Voici un bref aperçu des changements apportés, et qui sont en vigueur immédiatement.

Annoncer uniquement des automobiles d'occasion disponibles et prêtes à la vente
Les commerçants ne peuvent plus annoncer un véhicule qui ne sera plus disponible au moment où l'annonce est commandée. Avez-vous déjà été attiré par une annonce alléchante, pour ensuite vous rendre chez le commerçant et qu'il vous dise : « Désolé, la voiture a été vendue avant même que l'annonce ait parue. Par contre, j'en ai une autre ici, elle est plus chère, mais elle est plus belle que celle dans l'annonce. »

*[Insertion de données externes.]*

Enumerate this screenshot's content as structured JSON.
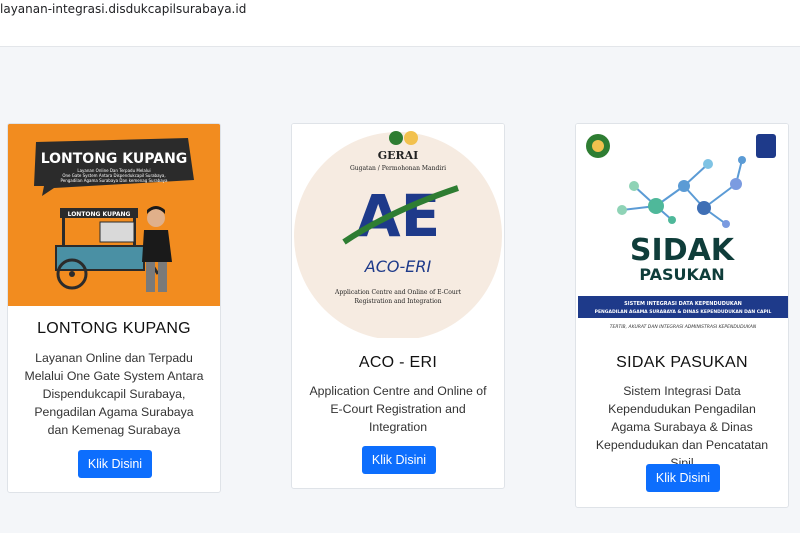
{
  "browser": {
    "url": "layanan-integrasi.disdukcapilsurabaya.id"
  },
  "cards": [
    {
      "logo": {
        "heading": "LONTONG KUPANG",
        "line1": "Layanan Online Dan Terpadu Melalui",
        "line2": "One Gate System Antara Dispendukcapil Surabaya,",
        "line3": "Pengadilan Agama Surabaya Dan kemenag Surabaya",
        "cart_sign": "LONTONG KUPANG"
      },
      "title": "LONTONG KUPANG",
      "description": "Layanan Online dan Terpadu Melalui One Gate System Antara Dispendukcapil Surabaya, Pengadilan Agama Surabaya dan Kemenag Surabaya",
      "button": "Klik Disini"
    },
    {
      "logo": {
        "top": "GERAI",
        "sub": "Gugatan / Permohonan Mandiri",
        "mark": "AE",
        "name": "ACO-ERI",
        "tag1": "Application Centre and Online of E-Court",
        "tag2": "Registration and Integration"
      },
      "title": "ACO - ERI",
      "description": "Application Centre and Online of E-Court Registration and Integration",
      "button": "Klik Disini"
    },
    {
      "logo": {
        "word1": "SIDAK",
        "word2": "PASUKAN",
        "banner1": "SISTEM INTEGRASI DATA KEPENDUDUKAN",
        "banner2": "PENGADILAN AGAMA SURABAYA & DINAS KEPENDUDUKAN DAN CAPIL",
        "tagline": "TERTIB, AKURAT DAN INTEGRASI ADMINISTRASI KEPENDUDUKAN"
      },
      "title": "SIDAK PASUKAN",
      "description": "Sistem Integrasi Data Kependudukan Pengadilan Agama Surabaya & Dinas Kependudukan dan Pencatatan Sipil",
      "button": "Klik Disini"
    }
  ]
}
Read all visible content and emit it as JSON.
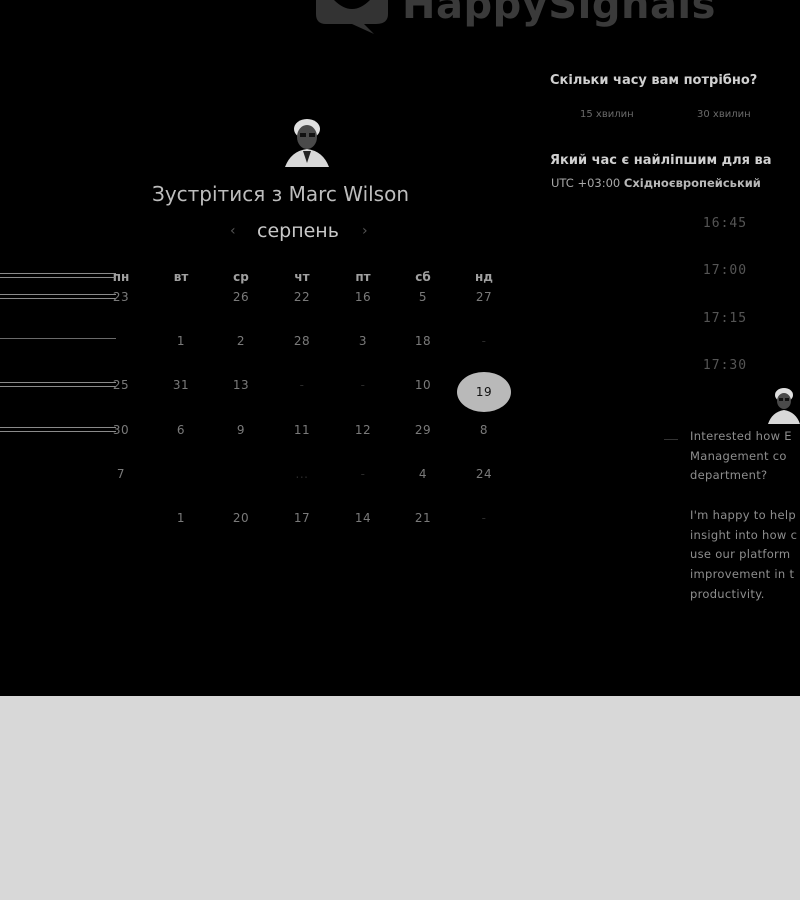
{
  "brand": {
    "name": "HappySignals"
  },
  "meeting": {
    "title": "Зустрітися з Marc Wilson"
  },
  "calendar": {
    "month": "серпень",
    "weekdays": [
      "пн",
      "вт",
      "ср",
      "чт",
      "пт",
      "сб",
      "нд"
    ],
    "rows": [
      [
        "23",
        "",
        "26",
        "22",
        "16",
        "5",
        "27"
      ],
      [
        "",
        "1",
        "2",
        "28",
        "3",
        "18",
        "-"
      ],
      [
        "25",
        "31",
        "13",
        "-",
        "-",
        "10",
        "19"
      ],
      [
        "30",
        "6",
        "9",
        "11",
        "12",
        "29",
        "8"
      ],
      [
        "7",
        "",
        "",
        "...",
        "-",
        "4",
        "24"
      ],
      [
        "",
        "1",
        "20",
        "17",
        "14",
        "21",
        "-"
      ]
    ],
    "selected": "19"
  },
  "duration": {
    "question": "Скільки часу вам потрібно?",
    "options": [
      "15 хвилин",
      "30 хвилин"
    ]
  },
  "time": {
    "question": "Який час є найліпшим для ва",
    "tz_offset": "UTC +03:00",
    "tz_name": "Східноєвропейський",
    "slots": [
      "16:45",
      "17:00",
      "17:15",
      "17:30"
    ]
  },
  "bio": {
    "p1": "Interested how E\nManagement co\ndepartment?",
    "p2": "I'm happy to help\ninsight into how c\nuse our platform\nimprovement in t\nproductivity."
  }
}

Le prix de vente doit comprendre tous les frais, à l'exception de la TVQ et de la TPS
Les commerçants doivent annoncer leurs véhicules avec le prix de vente final. Finis les frais cachés, les mentions 'prix + 399$' et autres magouilles du genre pour annoncer le plus bas prix possible. Faire croire au client que les 399 $ supplémentaires constituent leur profit, c'est de la poudre aux yeux.

L'annonce doit indiquer le prix de vente et le kilométrage parcouru de façon prédominante
Les commerçants doivent maintenant afficher le prix ainsi que le kilométrage réel dans chaque annonce de véhicule d'occasion, et de façon claire. Dorénavant, la mention « bas kilométrage! » ne suffit plus.

Indiquer le prix le plus élevé et le kilométrage le plus élevé lors d'une annonce d'un lot de véhicules
Les commerçants qui annoncent plusieurs exemplaires du même modèle en inventaire doivent afficher le prix le plus élevé du lot, et le kilométrage le plus élevé également. La mention « 60 exemplaires en inventaire à partir de 2 995 $! » ne pourra plus être utilisée.

Utilisation des termes « grossistes », « encans », ou « liquidation de saisie »
Si les commerçants ne peuvent pas démontrer que leur activité principale se rapporte à ces types de vente, ils n'ont pas le droit de s'afficher ainsi (hormis quelques exceptions). De plus, les commerçants n'ont plus le droit de vous faire croire à la tenue d'un encan, que ce soit par son ou images dans leur publicité, s'ils n'ont font pas.

Utilisation des termes « retours des fabricants », « directement du fabricant »
Les commerçants ne peuvent plus prétendre que les manufacturiers leur fournissent directement des véhicules en fin de bail pour la revente, à moins de démontrer que cette pratique est véridique.